Aku dibuat
bingung oleh laptop maupun jaringan internet lantaran berbagai upaya untuk mengunduh
film selalu gagal. Keduanya nampak baik-baik saja. Normal tanpa ada masalah,
lantas mengapa selalu gagal? Hal tersebut terjadi dalam beberapa hari.
Demi
menghilangkan kejengkelan, mau tidak mau, suka tidak suka kusentuh koran.
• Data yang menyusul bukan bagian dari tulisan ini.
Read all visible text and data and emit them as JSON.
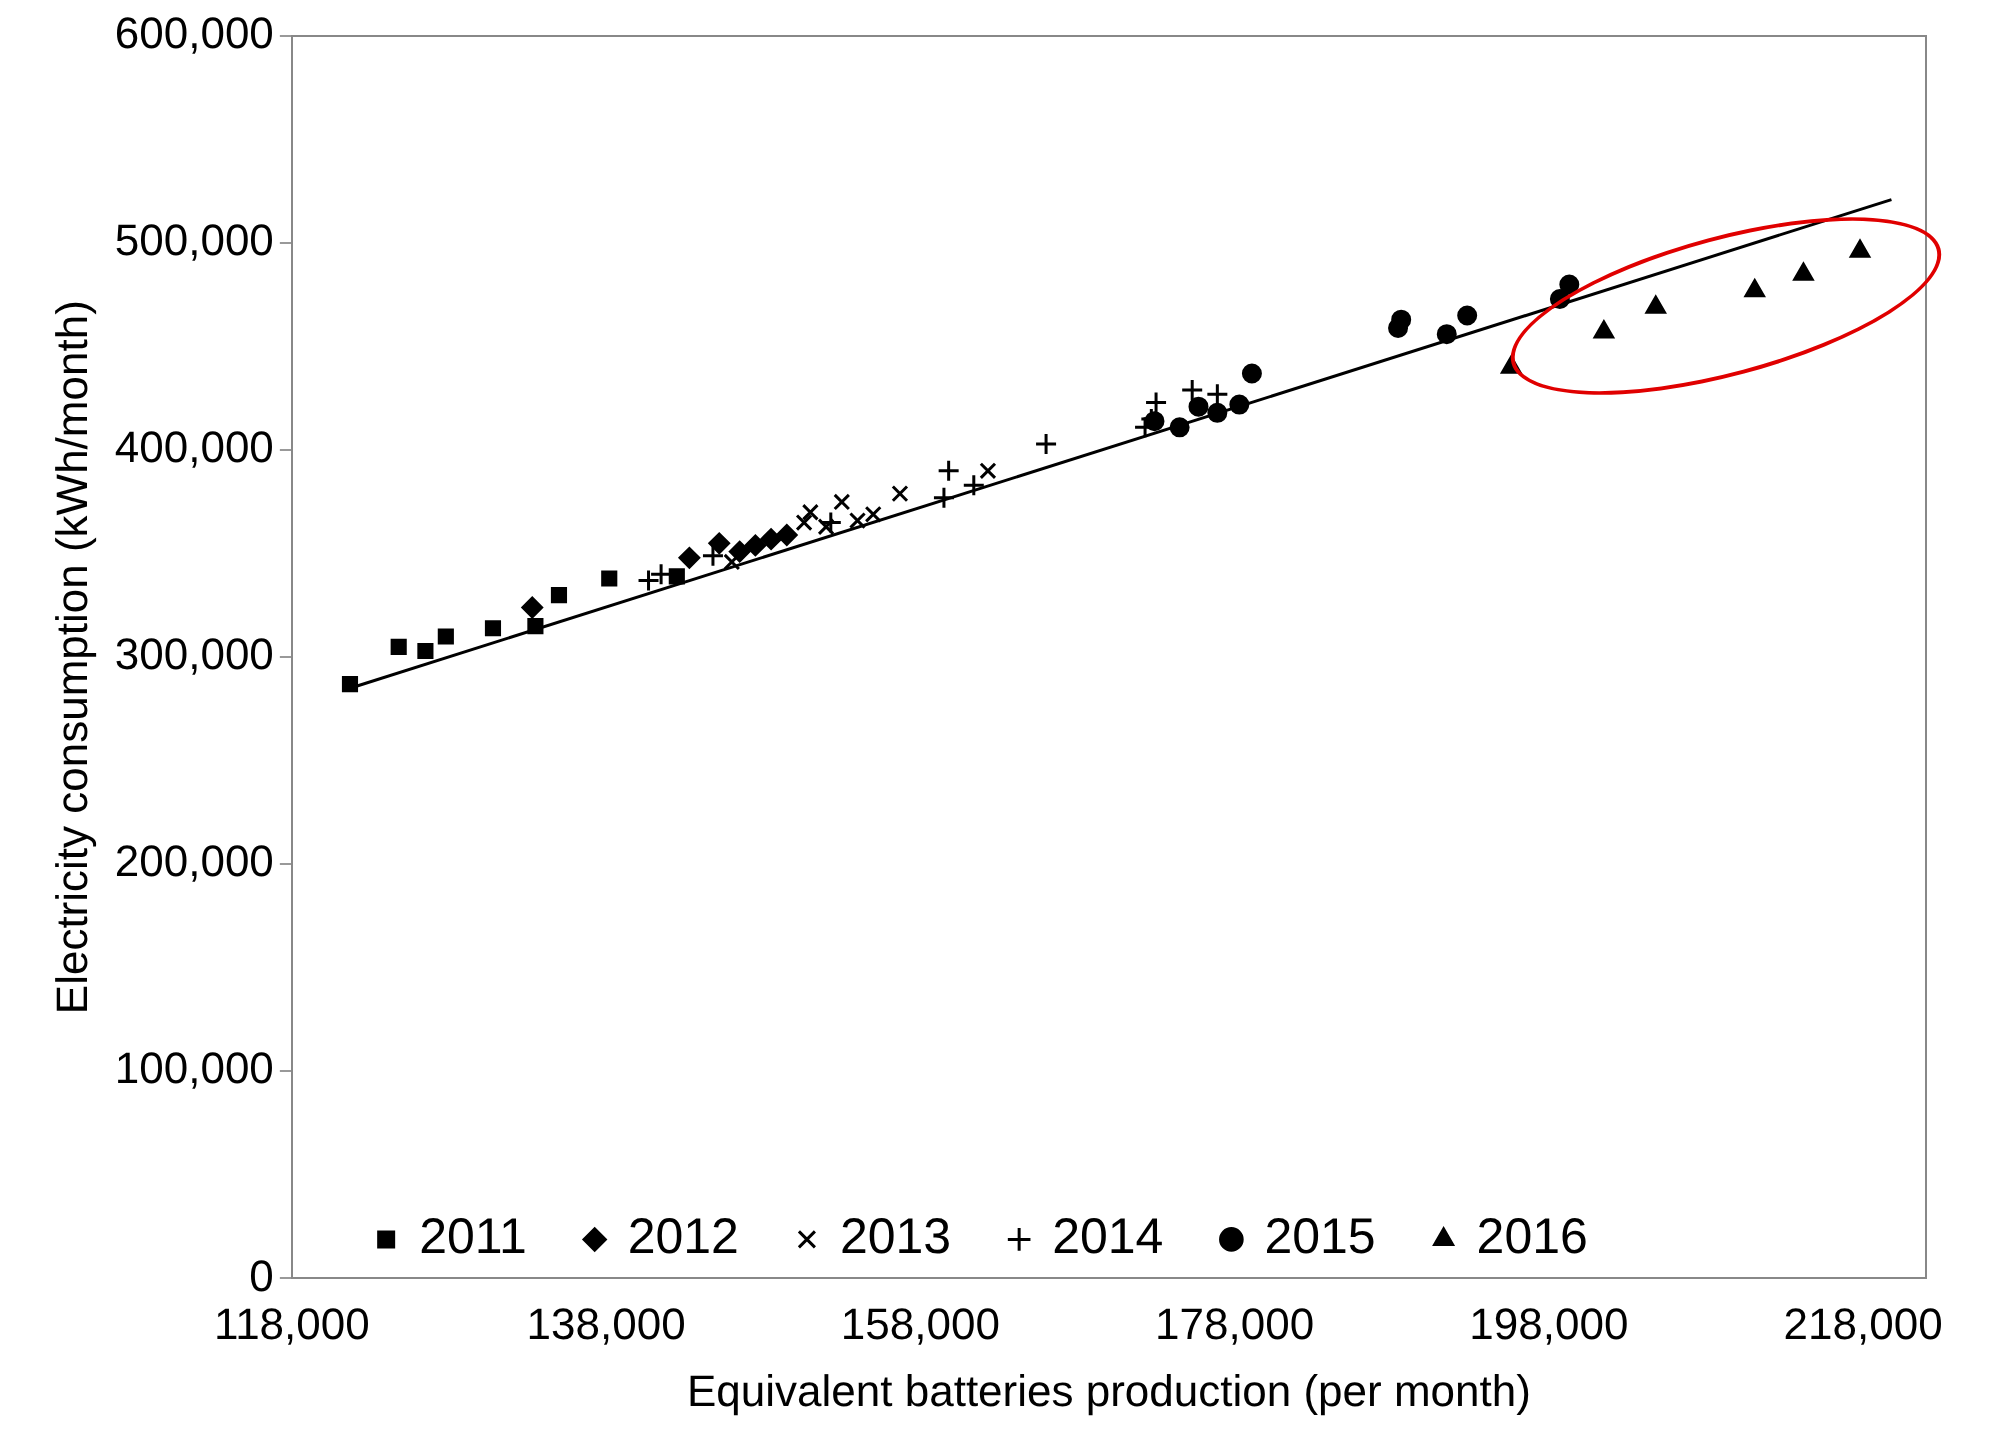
{
  "chart_data": {
    "type": "scatter",
    "xlabel": "Equivalent batteries production (per month)",
    "ylabel": "Electricity consumption (kWh/month)",
    "xlim": [
      118000,
      222000
    ],
    "xticks": [
      {
        "value": 118000,
        "label": "118,000"
      },
      {
        "value": 138000,
        "label": "138,000"
      },
      {
        "value": 158000,
        "label": "158,000"
      },
      {
        "value": 178000,
        "label": "178,000"
      },
      {
        "value": 198000,
        "label": "198,000"
      },
      {
        "value": 218000,
        "label": "218,000"
      }
    ],
    "ylim": [
      0,
      600000
    ],
    "yticks": [
      0,
      {
        "value": 100000,
        "label": "100,000"
      },
      {
        "value": 200000,
        "label": "200,000"
      },
      {
        "value": 300000,
        "label": "300,000"
      },
      {
        "value": 400000,
        "label": "400,000"
      },
      {
        "value": 500000,
        "label": "500,000"
      },
      {
        "value": 600000,
        "label": "600,000"
      }
    ],
    "grid": false,
    "legend": "bottom",
    "series": [
      {
        "name": "2011",
        "color": "#000000",
        "marker": "square",
        "x": [
          121700,
          124800,
          126500,
          127800,
          130800,
          133500,
          135000,
          138200,
          142500
        ],
        "values": [
          287000,
          305000,
          303000,
          310000,
          314000,
          315000,
          330000,
          338000,
          339000
        ]
      },
      {
        "name": "2012",
        "color": "#000000",
        "marker": "diamond",
        "x": [
          133300,
          143300,
          145200,
          146500,
          147500,
          148500,
          149500
        ],
        "values": [
          324000,
          348000,
          355000,
          351000,
          354000,
          357000,
          359000
        ]
      },
      {
        "name": "2013",
        "color": "#000000",
        "marker": "cross",
        "x": [
          146000,
          150600,
          151000,
          153000,
          154000,
          155000,
          156700,
          162300,
          152000
        ],
        "values": [
          346000,
          365000,
          370000,
          375000,
          366000,
          369000,
          379000,
          390000,
          363000
        ]
      },
      {
        "name": "2014",
        "color": "#000000",
        "marker": "plus",
        "x": [
          140700,
          141500,
          144800,
          152300,
          159500,
          159800,
          161400,
          166000,
          173000,
          172700,
          175300,
          176900,
          172300
        ],
        "values": [
          337000,
          340000,
          349000,
          365000,
          377000,
          390000,
          383000,
          403000,
          423000,
          415000,
          429000,
          427000,
          411000
        ]
      },
      {
        "name": "2015",
        "color": "#000000",
        "marker": "circle",
        "x": [
          172900,
          174500,
          175700,
          176900,
          178300,
          179100,
          188400,
          188600,
          191500,
          192800,
          198700,
          199300
        ],
        "values": [
          414000,
          411000,
          421000,
          418000,
          422000,
          437000,
          459000,
          463000,
          456000,
          465000,
          473000,
          480000
        ]
      },
      {
        "name": "2016",
        "color": "#000000",
        "marker": "triangle",
        "x": [
          195600,
          201500,
          204800,
          211100,
          214200,
          217800
        ],
        "values": [
          440000,
          457000,
          469000,
          477000,
          485000,
          496000
        ]
      },
      {
        "type": "line",
        "color": "#000000",
        "marker": "none",
        "x": [
          121700,
          219800
        ],
        "values": [
          285000,
          521000
        ]
      }
    ]
  }
}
Berharap ada yang menghibur. Ternyata tidak ada artikel yang mampu menyembuhkan
kebosananku. Barangkali karena koran hampir mirip dengan jurnal dari segi
tulisannya yang objektif. Akhir-akhir ini memang diriku terlalu tenggelam dalam
tulisan-tulisan jurnal. Sesekali beralih pada opini dan esai untuk ganti
suasana, namun masih saja tidak ada yang menghibur.
Gerutu dan
kebawelan menjadi suara yang memecah keheningan tatkala kubaca opini dan esai
di gubuk dekat kantin. Berkali-kali diriku dibuat kecewa oleh strategi penulis
dalam membangun narasi dan argumentasi. Aku merasa menjadi kritikus yang agung
nan jeli untuk tiap kalimat dan paragraf. Padahal biasanya satu atau dua
paragraf pembuka saya akan menutup tulisan tersebut, entah karena bosan, jelek,
atau mudah ditebak.
Fase-fase
kejemuan seperti ini, aku menetapkan opini dan esai yang mampu menghiburku. Pertama,
kebaruan atau novelty. Oleh karena
tingkat kesulitan itulah, yang membuatku dapat terhibur. Opini dan esai yang
memiliki kebaruan selalu menawarkan nuansa, rasa, cara pandang, gagasan, atau
solusi baru. Kebaruan itulah yang menjadi jaminan bahwa karyanya orisinal. Tidak
sedikit penulis yang menyadari hal ini malah kerap jatuh karena membebani teks dengan
pertanyaan-pertanyaan retorik dan metofora.
Penulis yang
bermain aman dia akan membuat suatu pertanyaan remeh atau kecil dibandingkan
bermuluk-muluk mengawali dengan narasi-narasi besar. Mereka hanya membutuhkan
koherensi dan konsistensi. Selanjutnya akan lebih mudah. Biasanya, penulis akan
menambahkan pendekatan sejarah, atau menambahkan draft dengan
pertanyaan-pertanyaan besar meski mengawalinya dengan pertanyaan remeh. Selain itu,
bisa juga dengan memperkaya kedalaman analisis atau argumentasi dengan cara
perbandingan atau pendekatan dari ilmu lain.
Kedua, non obviousness. Sulit menerjemahkannya
dalam bahasa indonesia karena artinya tidak jelas atau tidak mudah, atau ora umum. Saya tidak menggunakan terminologi
anti mainstream karena setiap orang
dapat meniru sesuatu yang anti mainstream.
Non obviousness ingin menekankan
bahwa tidak semua orang bisa mencapai gagasan atau cara yang penulis lakukan. Atau
lebih radikal lagi, si penulis ingin menunjukkan bahwa hanya dirinyalah yang mampu
mengeluarkan gagasan atau ide seperti itu.
Berdasarkan kedua
kriteria tersebut, diriku belum merasa terpuaskan dengan opini dan esai yang
kubaca. Dalam batinku terus menerus berkata, “jika tidak ada seharusnya kamu.” Aku
mengabaikan suara itu dan mencoba kembali mengunduh film. Tetap gagal hingga
aku menyadari sesuatu: kapasitas google drive ku telah penuh. Serta merta kuhapus
semua file yang ada di dalamnya. Aku hanya ingin istirahat dan menonton film.